Clearly we have Magnum trying to break-in somewhere, lockpics in hand. And bearing down on him are some pretty impressive, and apparently gunpowder-fed dogs.
Work the lock, Lynn.
Don't look left and don't look right. Don't even (you'll hate this) look at your typos. Just keep your eyes where they need to be. I realize an internal editor is scarier than any doberman. I've got one of my own. Sister to yours, apparently. Still, just work the lock.
And remember, March is National Novel Editing Month. Think how much enjoyment is waiting to be had there. You don't want to leave your (not so) best friend with nothing to do, do you?
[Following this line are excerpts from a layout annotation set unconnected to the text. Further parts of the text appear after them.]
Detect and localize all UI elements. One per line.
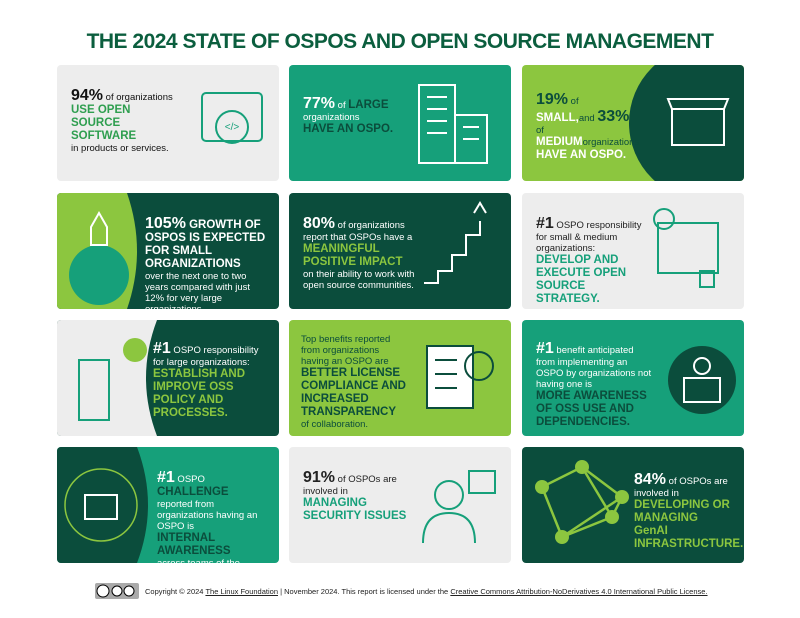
card-text: #1 OSPO responsibility for small & mediu… — [536, 215, 648, 306]
card-text: #1 OSPO responsibility for large organiz… — [153, 340, 271, 420]
card-text-part: MEDIUM — [536, 136, 583, 148]
card: 91% of OSPOs are involved in MANAGING SE… — [289, 447, 511, 563]
svg-text:</>: </> — [225, 122, 240, 133]
card-text-part: INTERNAL AWARENESS — [157, 532, 231, 557]
card-text: 80% of organizations report that OSPOs h… — [303, 215, 415, 291]
card-text-part: and — [578, 113, 598, 124]
card: #1 OSPO responsibility for small & mediu… — [522, 193, 744, 309]
card-text-part: OSPO responsibility for large organizati… — [153, 345, 259, 368]
card-text: 91% of OSPOs are involved in MANAGING SE… — [303, 469, 413, 523]
card-text-part: of — [568, 96, 579, 107]
card-text-part: CHALLENGE — [157, 486, 229, 498]
card-icon — [57, 193, 137, 309]
card-text-part: benefit anticipated from implementing an… — [536, 345, 652, 390]
card-icon — [57, 447, 148, 563]
card-text-part: in products or services. — [71, 143, 169, 154]
card-text-part: across teams of the program or initiativ… — [157, 558, 271, 563]
card-text-part: MEANINGFUL POSITIVE IMPACT — [303, 243, 403, 268]
card-icon — [424, 201, 487, 284]
card-icon — [535, 460, 629, 544]
card-text-part: 80% — [303, 215, 336, 232]
card-text-part: 91% — [303, 469, 336, 486]
card-icon — [57, 320, 157, 436]
card-text-part: HAVE AN OSPO. — [536, 149, 627, 161]
footer: Copyright © 2024 The Linux Foundation | … — [145, 587, 708, 596]
card-text-part: #1 — [153, 340, 171, 357]
card-text-part: #1 — [536, 340, 554, 357]
card-text-part: reported from organizations having an OS… — [157, 499, 258, 532]
card: Top benefits reported from organizations… — [289, 320, 511, 436]
card: 105% GROWTH OF OSPOS IS EXPECTED FOR SMA… — [57, 193, 279, 309]
title: THE 2024 STATE OF OSPOS AND OPEN SOURCE … — [86, 30, 714, 53]
card-text-part: DEVELOP AND EXECUTE OPEN SOURCE STRATEGY… — [536, 254, 627, 305]
card-text-part: 33% — [597, 108, 630, 125]
card-text-part: HAVE AN OSPO. — [303, 123, 394, 135]
footer-text: Copyright © 2024 — [145, 587, 206, 596]
card-text-part: OSPO — [174, 474, 205, 485]
card-text-part: of — [335, 100, 349, 111]
card-text-part: of organizations report that OSPOs have … — [303, 220, 413, 243]
card-text-part: 19% — [536, 91, 569, 108]
card: 80% of organizations report that OSPOs h… — [289, 193, 511, 309]
card: 77% of LARGE organizations HAVE AN OSPO. — [289, 65, 511, 181]
card-icon: </> — [201, 92, 263, 144]
card-text-part: #1 — [536, 215, 554, 232]
footer-link[interactable]: Creative Commons Attribution-NoDerivativ… — [450, 587, 708, 596]
card-text-part: of organizations — [103, 92, 173, 103]
card-text-part: MORE AWARENESS OF OSS USE AND DEPENDENCI… — [536, 390, 647, 428]
card-text-part: SMALL, — [536, 112, 579, 124]
card-text-part: ESTABLISH AND IMPROVE OSS POLICY AND PRO… — [153, 368, 245, 419]
card-text: 94% of organizations USE OPEN SOURCE SOF… — [71, 87, 181, 154]
card-text-part: OSPO responsibility for small & medium o… — [536, 220, 642, 254]
card-text: 19% of SMALL,and 33% of MEDIUMorganizati… — [536, 91, 639, 162]
card: 84% of OSPOs are involved in DEVELOPING … — [522, 447, 744, 563]
card-text-part: #1 — [157, 469, 175, 486]
card-text-part: GROWTH OF OSPOS IS EXPECTED FOR SMALL OR… — [145, 219, 266, 270]
card-text-part: LARGE — [348, 99, 389, 111]
card-text-part: of — [536, 125, 544, 136]
card-text-part: USE OPEN SOURCE SOFTWARE — [71, 104, 137, 142]
card-text: 105% GROWTH OF OSPOS IS EXPECTED FOR SMA… — [145, 215, 271, 309]
card-text-part: of collaboration. — [301, 419, 369, 430]
card-text-part: on their ability to work with open sourc… — [303, 269, 415, 291]
card-text-part: over the next one to two years compared … — [145, 271, 251, 309]
card-text-part: 105% — [145, 215, 186, 232]
footer-link[interactable]: The Linux Foundation — [205, 587, 278, 596]
card-text-part: 94% — [71, 87, 104, 104]
card-icon — [426, 345, 494, 409]
card: #1 OSPO CHALLENGE reported from organizat… — [57, 447, 279, 563]
card-text-part: 77% — [303, 95, 336, 112]
card-text-part: of OSPOs are involved in — [634, 476, 728, 499]
card-text-part: Top benefits reported from organizations… — [301, 334, 391, 367]
card-text-part: 84% — [634, 471, 667, 488]
card: #1 benefit anticipated from implementing… — [522, 320, 744, 436]
card-text-part: MANAGING SECURITY ISSUES — [303, 497, 407, 522]
card: #1 OSPO responsibility for large organiz… — [57, 320, 279, 436]
card-text-part: of OSPOs are involved in — [303, 474, 397, 497]
footer-text: | November 2024. This report is licensed… — [278, 587, 451, 596]
card-icon — [418, 84, 488, 164]
card-icon — [653, 208, 719, 288]
card-text-part: organizations — [303, 112, 360, 123]
card: </> 94% of organizations USE OPEN SOURCE … — [57, 65, 279, 181]
card-text-part: DEVELOPING OR MANAGING GenAI INFRASTRUCT… — [634, 499, 744, 550]
cc-badge — [95, 583, 139, 599]
card-icon — [422, 470, 496, 544]
card-icon — [668, 346, 736, 414]
card-text-part: BETTER LICENSE COMPLIANCE AND INCREASED … — [301, 367, 406, 418]
card-text: 77% of LARGE organizations HAVE AN OSPO. — [303, 95, 413, 136]
card-text: Top benefits reported from organizations… — [301, 334, 409, 430]
card-text: #1 OSPO CHALLENGE reported from organizat… — [157, 469, 271, 563]
card-icon — [629, 65, 744, 181]
card-text: #1 benefit anticipated from implementing… — [536, 340, 654, 429]
card-text: 84% of OSPOs are involved in DEVELOPING … — [634, 471, 744, 551]
card-text-part: organizations — [582, 137, 640, 148]
card: 19% of SMALL,and 33% of MEDIUMorganizati… — [522, 65, 744, 181]
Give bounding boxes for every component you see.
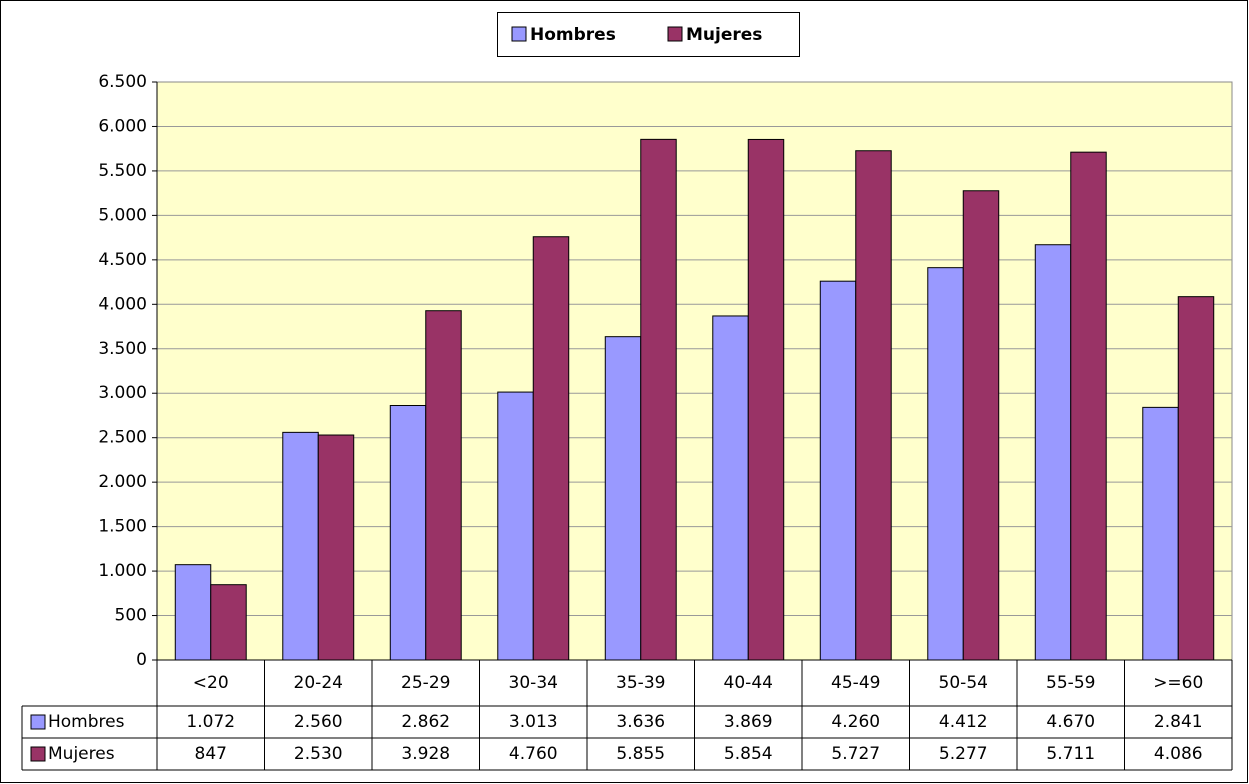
x-tick-label: 20-24 bbox=[294, 673, 343, 693]
legend-box bbox=[497, 12, 800, 57]
x-tick-label: 30-34 bbox=[509, 673, 558, 693]
bar bbox=[1177, 296, 1215, 661]
bar bbox=[532, 236, 570, 661]
table-value: 4.670 bbox=[1046, 712, 1095, 732]
bar bbox=[640, 138, 677, 661]
bar bbox=[210, 584, 247, 661]
table-value: 5.711 bbox=[1046, 744, 1095, 764]
bar bbox=[389, 405, 427, 661]
y-tick-label: 6.500 bbox=[98, 72, 147, 92]
bar bbox=[1034, 244, 1072, 661]
legend-label: Hombres bbox=[530, 25, 616, 45]
legend-key bbox=[667, 26, 683, 42]
x-tick-label: <20 bbox=[193, 673, 229, 693]
bar bbox=[855, 150, 892, 661]
y-tick-label: 3.500 bbox=[98, 339, 147, 359]
y-tick-label: 5.000 bbox=[98, 205, 147, 225]
bar bbox=[819, 280, 857, 661]
table-value: 2.530 bbox=[294, 744, 343, 764]
y-tick-label: 3.000 bbox=[98, 383, 147, 403]
table-value: 1.072 bbox=[186, 712, 235, 732]
table-value: 2.560 bbox=[294, 712, 343, 732]
table-value: 2.841 bbox=[1154, 712, 1203, 732]
table-value: 847 bbox=[195, 744, 227, 764]
x-tick-label: 35-39 bbox=[616, 673, 665, 693]
table-row-header: Hombres bbox=[48, 712, 125, 732]
table-value: 3.928 bbox=[401, 744, 450, 764]
legend bbox=[497, 12, 800, 57]
x-tick-label: 40-44 bbox=[724, 673, 773, 693]
bar bbox=[927, 267, 964, 661]
y-tick-label: 4.500 bbox=[98, 250, 147, 270]
table-row-header: Mujeres bbox=[48, 744, 115, 764]
y-tick-label: 4.000 bbox=[98, 294, 147, 314]
x-tick-label: 45-49 bbox=[831, 673, 880, 693]
table-legend-key bbox=[30, 746, 46, 762]
y-tick-label: 1.500 bbox=[98, 517, 147, 537]
table-legend-key bbox=[30, 714, 46, 730]
x-tick-label: 50-54 bbox=[939, 673, 988, 693]
table-value: 3.013 bbox=[509, 712, 558, 732]
table-value: 4.086 bbox=[1154, 744, 1203, 764]
table-value: 5.855 bbox=[616, 744, 665, 764]
table-value: 5.727 bbox=[831, 744, 880, 764]
x-tick-label: 25-29 bbox=[401, 673, 450, 693]
y-tick-label: 1.000 bbox=[98, 561, 147, 581]
x-tick-label: >=60 bbox=[1153, 673, 1203, 693]
table-value: 4.760 bbox=[509, 744, 558, 764]
bar bbox=[425, 310, 462, 661]
y-tick-label: 2.000 bbox=[98, 472, 147, 492]
table-value: 5.854 bbox=[724, 744, 773, 764]
table-value: 2.862 bbox=[401, 712, 450, 732]
bar bbox=[604, 336, 642, 661]
bar bbox=[497, 391, 534, 661]
y-tick-label: 2.500 bbox=[98, 428, 147, 448]
y-tick-label: 6.000 bbox=[98, 116, 147, 136]
legend-label: Mujeres bbox=[686, 25, 762, 45]
table-value: 3.869 bbox=[724, 712, 773, 732]
legend-key bbox=[511, 26, 527, 42]
bar bbox=[962, 190, 1000, 661]
y-tick-label: 5.500 bbox=[98, 161, 147, 181]
x-tick-label: 55-59 bbox=[1046, 673, 1095, 693]
table-value: 5.277 bbox=[939, 744, 988, 764]
table-value: 3.636 bbox=[616, 712, 665, 732]
bar bbox=[712, 315, 749, 661]
bar bbox=[317, 434, 355, 661]
table-value: 4.412 bbox=[939, 712, 988, 732]
bar bbox=[282, 431, 319, 661]
bar bbox=[1142, 406, 1179, 661]
table-value: 4.260 bbox=[831, 712, 880, 732]
y-tick-label: 500 bbox=[115, 606, 147, 626]
bar bbox=[747, 138, 785, 661]
bar bbox=[1070, 151, 1107, 661]
y-tick-label: 0 bbox=[136, 650, 147, 670]
bar bbox=[174, 564, 212, 661]
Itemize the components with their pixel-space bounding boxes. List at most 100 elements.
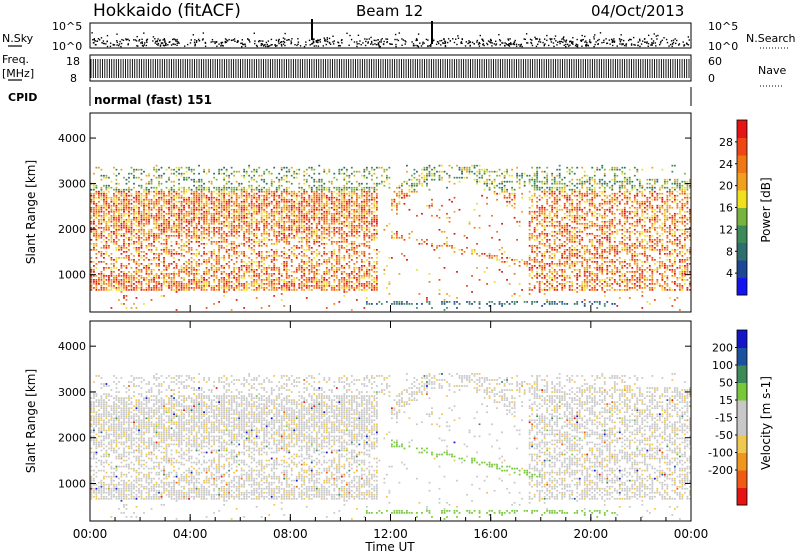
power-echo	[348, 210, 351, 213]
power-echo	[90, 210, 93, 213]
power-echo	[208, 198, 210, 201]
power-echo	[128, 277, 130, 279]
power-echo	[175, 194, 178, 197]
power-echo	[113, 218, 115, 221]
power-echo	[190, 263, 193, 265]
power-echo	[288, 190, 291, 193]
power-echo	[150, 248, 153, 251]
power-echo	[158, 218, 160, 221]
noise-dot	[313, 41, 315, 44]
power-echo	[358, 196, 361, 199]
noise-dot	[519, 45, 521, 48]
noise-dot	[482, 43, 485, 45]
power-echo	[213, 275, 216, 277]
power-echo	[155, 216, 158, 219]
noise-dot	[499, 40, 502, 42]
noise-dot	[260, 43, 263, 45]
power-echo	[103, 289, 105, 291]
power-echo	[200, 254, 203, 257]
power-echo	[258, 174, 261, 177]
power-echo	[233, 275, 236, 277]
noise-dot	[332, 41, 334, 43]
power-echo	[333, 248, 336, 251]
power-echo	[178, 281, 180, 283]
noise-dot	[357, 34, 360, 37]
power-echo	[143, 254, 145, 257]
power-echo	[290, 214, 293, 217]
noise-dot	[145, 39, 148, 42]
power-echo	[248, 222, 251, 225]
noise-dot	[222, 45, 224, 47]
power-echo	[355, 196, 358, 199]
power-echo	[230, 258, 233, 261]
power-echo	[150, 202, 153, 205]
power-echo	[175, 281, 178, 283]
power-echo	[240, 188, 243, 191]
power-echo	[250, 190, 253, 193]
noise-dot	[594, 34, 596, 36]
power-echo	[245, 214, 248, 217]
power-echo	[105, 224, 108, 227]
power-echo	[270, 200, 273, 203]
noise-dot	[194, 43, 196, 45]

Anonymous (because who in their right mind would admit they subscribe to the teachings of Magnum?!)
Ahhh, the wisdom of Magnum is always a good thing to follow :)
I'm doing pretty good so far. Yesterday, after I finished the first scene, I formatted it to double spacing and printed out the entire thing. Then I punched it and put it into a three ring binder. And I'm determined not to look at it again until much later, in its printed format.
Except, I do find that I have to sometimes go back just to refer to some bit of information I've divulged so I can be consistent. I suppose I shouldn't even do that. I should just put in a note to check facts later.
So. Ignoring those dobermans! Thanks for the support.